ESWT also has a direct impact on pain transmission: First, the cell walls of the pain receptors are affected, causing them to transmit fewer negative impulses. Second, ESWT causes sensory overload in affected tissues and nerves, reducing their ability to transmit pain. In particular, chronic pain can be alleviated in the long term using this method.
Using ESWT, extremely rapid and sustainable improvements can be achieved without radiation.
- All types of tendon inflammation
- All types of tendonitis (non-inflammatory painful degeneration of the tendons), i.e., the Achilles tendon
- Tennis elbow / golf elbow
- Trochanteric pain syndrome (hip)
- Tendinitis calcarea (calcification in the tendon anchor area of the shoulder) and frozen shoulder Sehnenansatzbereich der Schulter) und frozen shoulder
- Plantar fasciitis / heel spurs
- Fascia therapy
- Old cicatrized muscle injuries
- Fresh muscle injuries (low intensity and focused)
- Skeletal muscle pain
- Patellar tip syndrome and Morbus Schlatter disease (MOB)
- OCD in adults (degeneration of the cartilage bone area, usually in the knee or ankle joint)
- Pseudarthrosis in small bones
- Shin splints
- Tension of the neck and back muscles, persistent tension of the large muscles (upper arm, forearm, pelvic region, thigh, lower leg)
First, your physician will discuss the cause of your condition with you and explain why shockwave therapy would be effective in your situation. Possible complications such as superficial bruising, swelling, etc. are also discussed, and a consent form must be signed.
In most cases, three (in rare cases up to five) shockwave treatments are necessary. During treatment, a topical gel is first applied to the area to allow the shockwaves to penetrate into the body and target the problem area with no energy loss. The treatment itself takes five to ten minutes, during which time the doctor will explain each step of the process.

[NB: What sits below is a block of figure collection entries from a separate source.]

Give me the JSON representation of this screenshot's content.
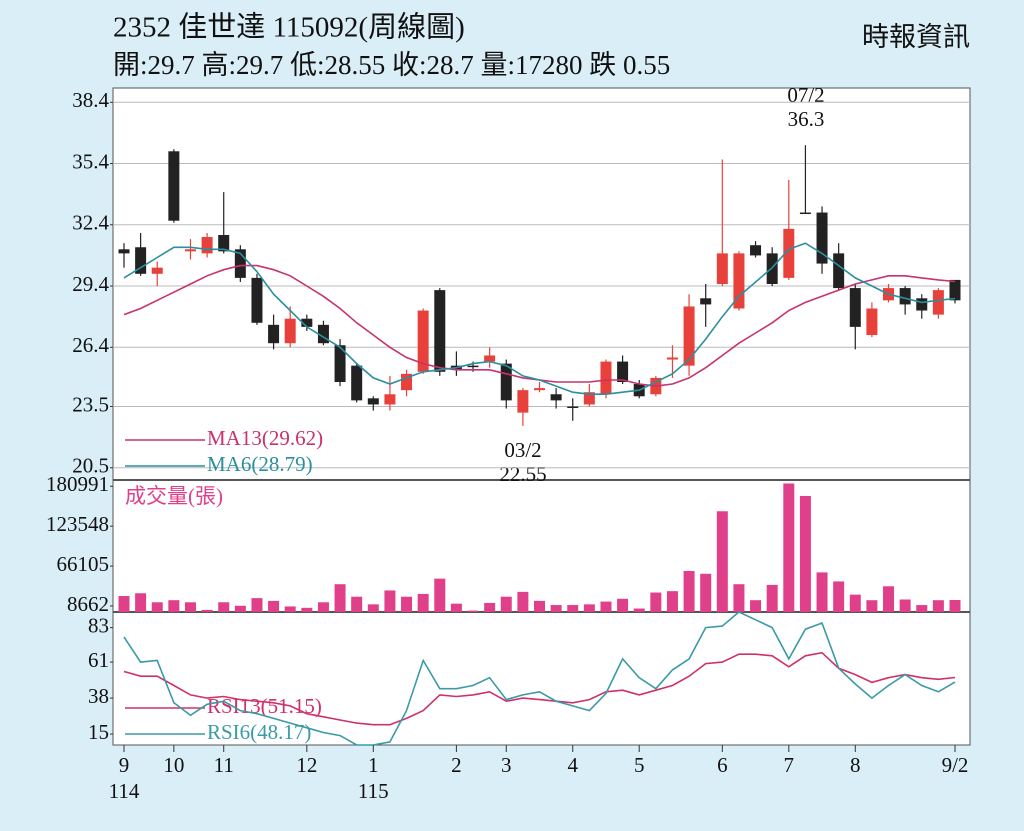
{
  "chart_data": [
    {
      "type": "candlestick",
      "title": "2352  佳世達 115092(周線圖)",
      "subtitle": "開:29.7 高:29.7 低:28.55 收:28.7 量:17280 跌 0.55",
      "source": "時報資訊",
      "up_color": "#e8413c",
      "down_color": "#222222",
      "open": [
        31.2,
        31.3,
        30.0,
        36.0,
        31.1,
        31.0,
        31.9,
        31.2,
        29.8,
        27.5,
        26.6,
        27.8,
        27.5,
        26.5,
        25.5,
        23.9,
        23.6,
        24.3,
        25.2,
        29.2,
        25.5,
        25.5,
        25.7,
        25.6,
        23.2,
        24.3,
        24.1,
        23.5,
        23.6,
        24.1,
        25.7,
        24.6,
        24.1,
        25.8,
        25.5,
        28.8,
        29.5,
        28.3,
        31.4,
        31.0,
        29.8,
        33.0,
        33.0,
        31.0,
        29.3,
        27.0,
        28.7,
        29.3,
        28.8,
        28.0,
        29.7
      ],
      "high": [
        31.5,
        32.0,
        30.6,
        36.1,
        31.7,
        32.0,
        34.0,
        31.4,
        30.0,
        28.0,
        28.4,
        28.0,
        27.7,
        26.8,
        25.6,
        24.0,
        25.0,
        25.3,
        28.3,
        29.3,
        26.2,
        25.7,
        26.4,
        25.8,
        24.4,
        24.7,
        24.4,
        23.9,
        24.6,
        25.8,
        26.0,
        24.8,
        25.0,
        26.5,
        29.0,
        29.5,
        35.6,
        31.1,
        31.6,
        31.3,
        34.6,
        36.3,
        33.3,
        31.5,
        29.5,
        28.6,
        29.5,
        29.4,
        29.0,
        29.3,
        29.7
      ],
      "low": [
        30.3,
        29.9,
        29.4,
        32.5,
        30.7,
        30.8,
        31.0,
        29.6,
        27.5,
        26.3,
        26.4,
        27.2,
        26.5,
        24.5,
        23.7,
        23.3,
        23.3,
        24.0,
        25.1,
        25.0,
        25.0,
        25.2,
        25.4,
        23.4,
        22.55,
        24.2,
        23.4,
        22.8,
        23.5,
        23.9,
        24.6,
        23.9,
        24.0,
        24.9,
        25.0,
        27.4,
        29.4,
        28.2,
        30.8,
        29.4,
        29.7,
        33.0,
        30.0,
        29.2,
        26.3,
        26.9,
        28.6,
        28.0,
        27.8,
        27.8,
        28.55
      ],
      "close": [
        31.0,
        30.0,
        30.3,
        32.6,
        31.2,
        31.8,
        31.1,
        29.8,
        27.6,
        26.6,
        27.8,
        27.4,
        26.6,
        24.7,
        23.8,
        23.6,
        24.1,
        25.1,
        28.2,
        25.2,
        25.3,
        25.5,
        26.0,
        23.8,
        24.3,
        24.4,
        23.8,
        23.5,
        24.2,
        25.7,
        24.7,
        24.0,
        24.9,
        25.9,
        28.4,
        28.5,
        31.0,
        31.0,
        30.9,
        29.5,
        32.2,
        33.0,
        30.5,
        29.3,
        27.4,
        28.3,
        29.3,
        28.5,
        28.2,
        29.2,
        28.7
      ],
      "series": [
        {
          "name": "MA13(29.62)",
          "color": "#c8326e",
          "values": [
            28.0,
            28.3,
            28.7,
            29.1,
            29.5,
            29.9,
            30.2,
            30.4,
            30.4,
            30.2,
            29.9,
            29.4,
            28.9,
            28.3,
            27.6,
            27.0,
            26.4,
            25.9,
            25.6,
            25.4,
            25.3,
            25.3,
            25.3,
            25.1,
            24.9,
            24.8,
            24.7,
            24.7,
            24.7,
            24.8,
            24.8,
            24.6,
            24.5,
            24.6,
            24.9,
            25.4,
            26.0,
            26.6,
            27.1,
            27.6,
            28.2,
            28.6,
            28.9,
            29.2,
            29.5,
            29.7,
            29.9,
            29.9,
            29.8,
            29.7,
            29.62
          ]
        },
        {
          "name": "MA6(28.79)",
          "color": "#2a8fa0",
          "values": [
            29.8,
            30.3,
            30.8,
            31.3,
            31.3,
            31.2,
            31.2,
            31.0,
            30.1,
            29.0,
            28.2,
            27.4,
            26.9,
            26.4,
            25.6,
            24.9,
            24.6,
            24.9,
            25.2,
            25.3,
            25.4,
            25.6,
            25.7,
            25.5,
            25.0,
            24.8,
            24.5,
            24.2,
            24.1,
            24.1,
            24.2,
            24.3,
            24.7,
            25.1,
            25.8,
            26.8,
            27.9,
            28.9,
            29.6,
            30.3,
            31.2,
            31.5,
            31.0,
            30.4,
            29.8,
            29.4,
            29.0,
            28.8,
            28.6,
            28.7,
            28.79
          ]
        }
      ],
      "annotations": [
        {
          "date": "07/2",
          "text": "36.3"
        },
        {
          "date": "03/2",
          "text": "22.55"
        }
      ],
      "ylim": [
        19.9,
        39.1
      ],
      "yticks": [
        20.5,
        23.5,
        26.4,
        29.4,
        32.4,
        35.4,
        38.4
      ],
      "grid": true
    },
    {
      "type": "bar",
      "series": [
        {
          "name": "成交量(張)",
          "color": "#e0408a",
          "values": [
            23000,
            27000,
            14000,
            17000,
            14000,
            3000,
            14000,
            9000,
            20000,
            16000,
            8000,
            6000,
            14000,
            40000,
            22000,
            11000,
            31000,
            22000,
            26000,
            48000,
            12000,
            2000,
            13000,
            22000,
            29000,
            16000,
            10000,
            10000,
            11000,
            15000,
            19000,
            5000,
            28000,
            30000,
            59000,
            55000,
            145000,
            40000,
            17000,
            39000,
            185000,
            167000,
            57000,
            44000,
            25000,
            17000,
            37000,
            18000,
            10000,
            17000,
            17280
          ]
        }
      ],
      "ylim": [
        0,
        190000
      ],
      "yticks": [
        8662,
        66105,
        123548,
        180991
      ],
      "grid": false
    },
    {
      "type": "line",
      "categories": [
        "9",
        null,
        null,
        "10",
        null,
        null,
        "11",
        null,
        null,
        null,
        null,
        "12",
        null,
        null,
        null,
        "1",
        null,
        null,
        null,
        null,
        "2",
        null,
        null,
        "3",
        null,
        null,
        null,
        "4",
        null,
        null,
        null,
        "5",
        null,
        null,
        null,
        null,
        "6",
        null,
        null,
        null,
        "7",
        null,
        null,
        null,
        "8",
        null,
        null,
        null,
        null,
        null,
        "9/2"
      ],
      "category_years": [
        "114",
        null,
        null,
        null,
        null,
        null,
        null,
        null,
        null,
        null,
        null,
        null,
        null,
        null,
        null,
        "115",
        null,
        null,
        null,
        null,
        null,
        null,
        null,
        null,
        null,
        null,
        null,
        null,
        null,
        null,
        null,
        null,
        null,
        null,
        null,
        null,
        null,
        null,
        null,
        null,
        null,
        null,
        null,
        null,
        null,
        null,
        null,
        null,
        null,
        null,
        null
      ],
      "series": [
        {
          "name": "RSI13(51.15)",
          "color": "#d0306a",
          "values": [
            55,
            52,
            52,
            46,
            40,
            38,
            39,
            37,
            36,
            35,
            33,
            28,
            26,
            24,
            22,
            21,
            21,
            25,
            30,
            40,
            39,
            40,
            42,
            36,
            38,
            37,
            36,
            35,
            37,
            42,
            43,
            40,
            43,
            46,
            52,
            60,
            61,
            66,
            66,
            65,
            58,
            65,
            67,
            57,
            53,
            48,
            51,
            53,
            51,
            50,
            51.15
          ]
        },
        {
          "name": "RSI6(48.17)",
          "color": "#3a9aa8",
          "values": [
            77,
            61,
            62,
            35,
            27,
            34,
            36,
            30,
            28,
            25,
            22,
            19,
            16,
            14,
            8,
            8,
            10,
            30,
            62,
            44,
            44,
            46,
            51,
            37,
            40,
            42,
            36,
            33,
            30,
            41,
            63,
            51,
            44,
            56,
            63,
            83,
            84,
            93,
            88,
            83,
            63,
            82,
            86,
            57,
            47,
            38,
            46,
            53,
            46,
            42,
            48.17
          ]
        }
      ],
      "ylim": [
        8,
        93
      ],
      "yticks": [
        15,
        38,
        61,
        83
      ],
      "grid": false
    }
  ]
}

ESWT has a very high success rate when combined with an accurate diagnosis. However, no therapy has a 100% guarantee of success, and the degree of effectiveness also depends on the severity and prior duration of symptoms.
A heel spur is a thorn-like bone development on the underside of the heel at the base of the highly strained aponeurosis at the sole of the foot (the plantar fascia). The plantar fascia is a thick connective tissue that supports the arch of the foot to bear both left and transverse loads. When it becomes inflamed due to ongoing overexertion, the typical symptom is stabbing pain on the inside and/or underside of the heel, more intense in the morning and when just getting started.

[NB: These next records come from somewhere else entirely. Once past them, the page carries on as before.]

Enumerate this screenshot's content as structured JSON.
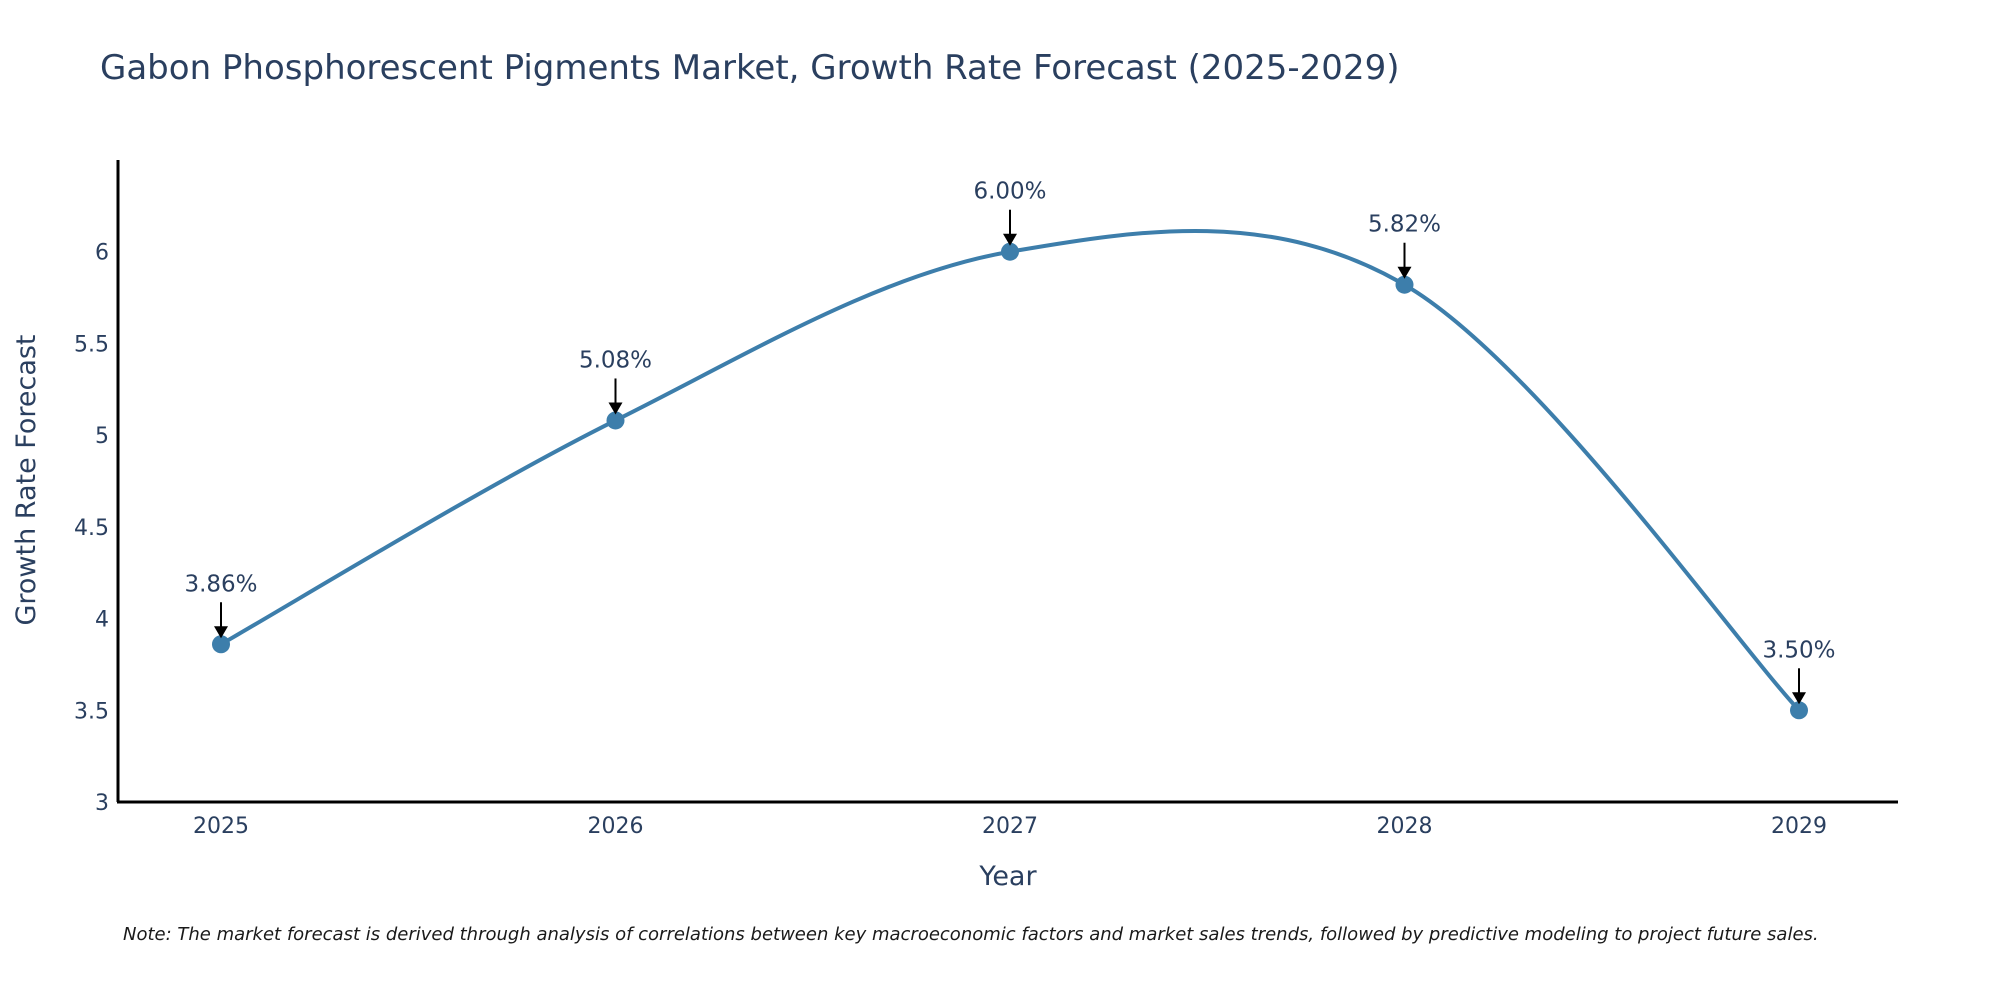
{
  "chart_data": {
    "type": "line",
    "title": "Gabon Phosphorescent Pigments Market, Growth Rate Forecast (2025-2029)",
    "xlabel": "Year",
    "ylabel": "Growth Rate Forecast",
    "categories": [
      "2025",
      "2026",
      "2027",
      "2028",
      "2029"
    ],
    "series": [
      {
        "name": "Growth Rate Forecast",
        "values": [
          3.86,
          5.08,
          6.0,
          5.82,
          3.5
        ]
      }
    ],
    "data_labels": [
      "3.86%",
      "5.08%",
      "6.00%",
      "5.82%",
      "3.50%"
    ],
    "ylim": [
      3,
      6.5
    ],
    "y_ticks": [
      3,
      3.5,
      4,
      4.5,
      5,
      5.5,
      6
    ],
    "y_tick_labels": [
      "3",
      "3.5",
      "4",
      "4.5",
      "5",
      "5.5",
      "6"
    ],
    "line_shape": "spline",
    "grid": false,
    "colors": {
      "line": "#3d7eab",
      "marker": "#3d7eab",
      "arrow": "#000000",
      "axis": "#000000",
      "text": "#2a3f5f"
    }
  },
  "note": "Note: The market forecast is derived through analysis of correlations between key macroeconomic factors and market sales trends, followed by predictive modeling to project future sales."
}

The heel spur symptoms do not always indicate true ossificationv - instead, the pain is often caused by chronic inflammation that also includes the bursa of the heel bone.

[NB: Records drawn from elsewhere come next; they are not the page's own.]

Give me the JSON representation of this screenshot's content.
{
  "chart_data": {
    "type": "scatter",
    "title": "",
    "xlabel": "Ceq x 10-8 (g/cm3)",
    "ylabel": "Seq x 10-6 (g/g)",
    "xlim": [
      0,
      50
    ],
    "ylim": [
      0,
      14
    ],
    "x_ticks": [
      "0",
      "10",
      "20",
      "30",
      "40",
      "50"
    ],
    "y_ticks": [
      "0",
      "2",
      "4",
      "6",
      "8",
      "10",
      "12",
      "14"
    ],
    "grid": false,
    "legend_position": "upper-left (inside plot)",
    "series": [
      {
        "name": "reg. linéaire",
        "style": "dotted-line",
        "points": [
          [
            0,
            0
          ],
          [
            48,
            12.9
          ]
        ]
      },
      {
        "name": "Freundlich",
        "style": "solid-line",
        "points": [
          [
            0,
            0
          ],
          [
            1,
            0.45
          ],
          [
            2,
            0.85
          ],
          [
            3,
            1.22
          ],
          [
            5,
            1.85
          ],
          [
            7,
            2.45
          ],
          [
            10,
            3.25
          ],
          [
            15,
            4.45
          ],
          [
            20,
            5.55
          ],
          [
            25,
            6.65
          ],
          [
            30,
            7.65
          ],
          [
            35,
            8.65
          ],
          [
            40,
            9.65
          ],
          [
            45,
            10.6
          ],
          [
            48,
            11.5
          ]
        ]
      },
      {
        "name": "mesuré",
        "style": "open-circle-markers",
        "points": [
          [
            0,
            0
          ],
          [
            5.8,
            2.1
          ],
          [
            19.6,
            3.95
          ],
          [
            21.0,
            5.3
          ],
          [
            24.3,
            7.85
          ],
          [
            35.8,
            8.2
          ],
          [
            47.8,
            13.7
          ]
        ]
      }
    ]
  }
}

A calcaneal spur, visible by X-ray, only occurs in about 10% of the population. Most people, however, experience no symptoms. The trigger for the symptoms of heel spurs is inflammation of the plantar aponeurosis (plantar fasciitis). This is caused by prolonged overstressing of the foot and tendons due to excessive pressure and tension on the aponeurosis at the sole of the foot beneath the heel bone. Repeated micro-tears of the tendon and chronic inflammation of the surrounding tissue occur at these overstressed areas, causing calcium deposits to develop. (As with a bone fracture, the body deposits calcium to heal the tears in the tendon and provide stability.) And just like that: a bone spur.
This explanation is supported by the fact that this type of heel pain is found in overweight individuals as well as in very active people and professional athletes. Patients with flat or splayed feet or high arches have a greater tendency to experience heel pain.